What affects your credit score?

There are six main aspects that influence your credit score. They include:

  • Credit Card Utilization
  • Payment History
  • Derogatory Marks
  • Age of Credit History
  • Total Accounts
  • Credit Inquiries

The first three aspects have the most impact on your credit score. Credit Card Utilization refers to the percentage of your credit limit that you actually use. To maximize your credit score you should try to use between 1%-20% of your available credit. You also want to keep your credit lines active, and avoid having your utilization at 0%. You must consistently pay your loan installments and credit card payments on time to maintain a good credit score.  Derogatory marks are very dangerous because they will remain on your record for a minimum of seven years. Derogatory marks are the result of encounters with collection agencies, repossession, and bankruptcy. The average age of your credit accounts plays a moderate role in your credit score and takes years to build. Because of this, you never want to cancel your oldest credit card, thus lowering the average age of your accounts. The number of credit accounts you have and the number of times you inquire about adding or extending a credit line plays a minor role in your credit score. You are seen as more reliable if you have good credit while managing multiple lines of credit, as opposed to just one, and the more credit lines you inquire about adding or extending in a short amount of time, the more unreliable you are perceived, because if take on more credit lines you are taking on more risk.

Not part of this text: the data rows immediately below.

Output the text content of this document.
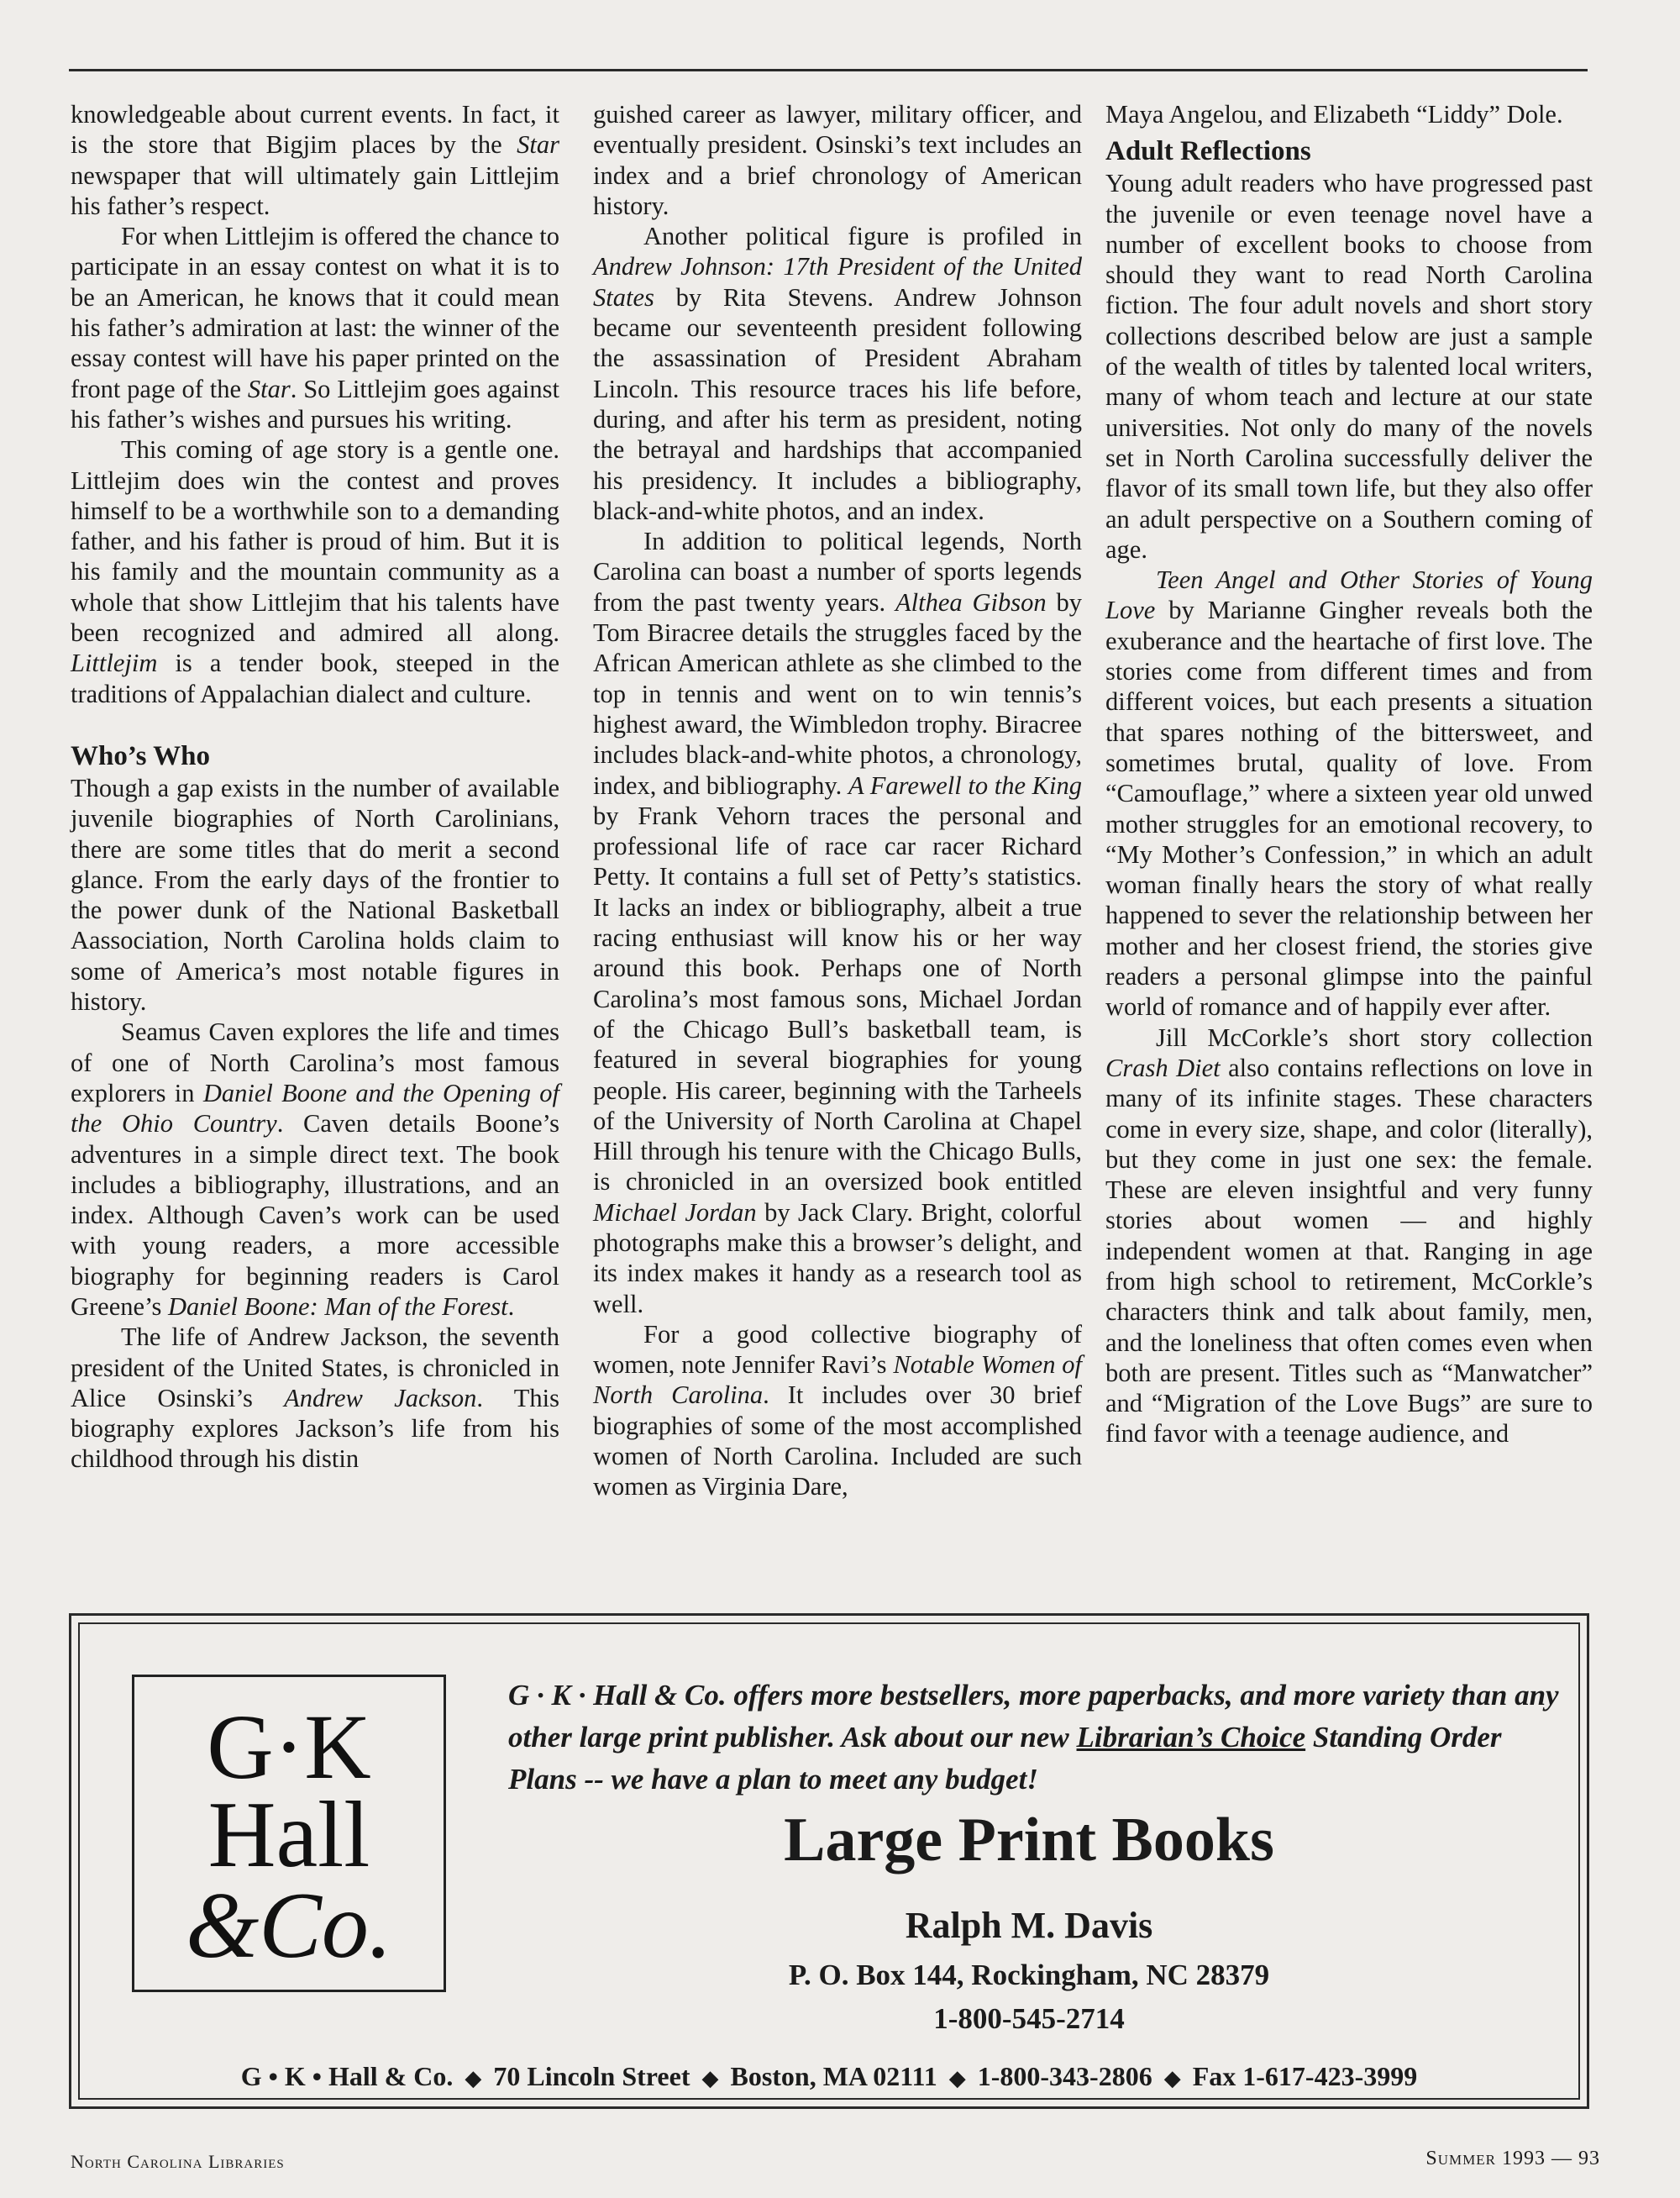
knowledgeable about current events. In fact, it is the store that Bigjim places by the Star newspaper that will ultimately gain Littlejim his father’s respect.

For when Littlejim is offered the chance to participate in an essay contest on what it is to be an American, he knows that it could mean his father’s admiration at last: the winner of the essay contest will have his paper printed on the front page of the Star. So Littlejim goes against his father’s wishes and pursues his writing.

This coming of age story is a gentle one. Littlejim does win the contest and proves himself to be a worthwhile son to a demanding father, and his father is proud of him. But it is his family and the mountain community as a whole that show Littlejim that his talents have been recognized and admired all along. Littlejim is a tender book, steeped in the traditions of Appalachian dialect and culture.

Who’s Who

Though a gap exists in the number of available juvenile biographies of North Carolinians, there are some titles that do merit a second glance. From the early days of the frontier to the power dunk of the National Basketball Aassociation, North Carolina holds claim to some of America’s most notable figures in history.

Seamus Caven explores the life and times of one of North Carolina’s most famous explorers in Daniel Boone and the Opening of the Ohio Country. Caven details Boone’s adventures in a simple direct text. The book includes a bibliography, illustrations, and an index. Although Caven’s work can be used with young readers, a more accessible biography for beginning readers is Carol Greene’s Daniel Boone: Man of the Forest.

The life of Andrew Jackson, the seventh president of the United States, is chronicled in Alice Osinski’s Andrew Jackson. This biography explores Jackson’s life from his childhood through his distin

guished career as lawyer, military officer, and eventually president. Osinski’s text includes an index and a brief chronology of American history.

Another political figure is profiled in Andrew Johnson: 17th President of the United States by Rita Stevens. Andrew Johnson became our seventeenth president following the assassination of President Abraham Lincoln. This resource traces his life before, during, and after his term as president, noting the betrayal and hardships that accompanied his presidency. It includes a bibliography, black-and-white photos, and an index.

In addition to political legends, North Carolina can boast a number of sports legends from the past twenty years. Althea Gibson by Tom Biracree details the struggles faced by the African American athlete as she climbed to the top in tennis and went on to win tennis’s highest award, the Wimbledon trophy. Biracree includes black-and-white photos, a chronology, index, and bibliography. A Farewell to the King by Frank Vehorn traces the personal and professional life of race car racer Richard Petty. It contains a full set of Petty’s statistics. It lacks an index or bibliography, albeit a true racing enthusiast will know his or her way around this book. Perhaps one of North Carolina’s most famous sons, Michael Jordan of the Chicago Bull’s basketball team, is featured in several biographies for young people. His career, beginning with the Tarheels of the University of North Carolina at Chapel Hill through his tenure with the Chicago Bulls, is chronicled in an oversized book entitled Michael Jordan by Jack Clary. Bright, colorful photographs make this a browser’s delight, and its index makes it handy as a research tool as well.

For a good collective biography of women, note Jennifer Ravi’s Notable Women of North Carolina. It includes over 30 brief biographies of some of the most accomplished women of North Carolina. Included are such women as Virginia Dare,

Maya Angelou, and Elizabeth “Liddy” Dole.

Adult Reflections

Young adult readers who have progressed past the juvenile or even teenage novel have a number of excellent books to choose from should they want to read North Carolina fiction. The four adult novels and short story collections described below are just a sample of the wealth of titles by talented local writers, many of whom teach and lecture at our state universities. Not only do many of the novels set in North Carolina successfully deliver the flavor of its small town life, but they also offer an adult perspective on a Southern coming of age.

Teen Angel and Other Stories of Young Love by Marianne Gingher reveals both the exuberance and the heartache of first love. The stories come from different times and from different voices, but each presents a situation that spares nothing of the bittersweet, and sometimes brutal, quality of love. From “Camouflage,” where a sixteen year old unwed mother struggles for an emotional recovery, to “My Mother’s Confession,” in which an adult woman finally hears the story of what really happened to sever the relationship between her mother and her closest friend, the stories give readers a personal glimpse into the painful world of romance and of happily ever after.

Jill McCorkle’s short story collection Crash Diet also contains reflections on love in many of its infinite stages. These characters come in every size, shape, and color (literally), but they come in just one sex: the female. These are eleven insightful and very funny stories about women — and highly independent women at that. Ranging in age from high school to retirement, McCorkle’s characters think and talk about family, men, and the loneliness that often comes even when both are present. Titles such as “Manwatcher” and “Migration of the Love Bugs” are sure to find favor with a teenage audience, and

G·K
Hall
&Co.
G · K · Hall & Co. offers more bestsellers, more paperbacks, and more variety than any other large print publisher. Ask about our new Librarian’s Choice Standing Order Plans -- we have a plan to meet any budget!
Large Print Books
Ralph M. Davis
P. O. Box 144, Rockingham, NC 28379
1-800-545-2714
G • K • Hall & Co. ◆ 70 Lincoln Street ◆ Boston, MA 02111 ◆ 1-800-343-2806 ◆ Fax 1-617-423-3999
North Carolina Libraries	Summer 1993 — 93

How do I check my credit score?

There are many ways to check your credit score, but one free and easy way is on CreditKarma.com. The website is completely free because they make their profits off of credit card advertising. The resources on the website can simulate how different changes in your credit accounts will alter your credit score and they also give you advice if there are other credit cards on the market that will save you more money than your current cards are saving you.

Your credit score can be important earlier in life than you may have expected. Just make sure you pay all of your obligations on time, and it might not be a bad idea to put those dates on your calendar.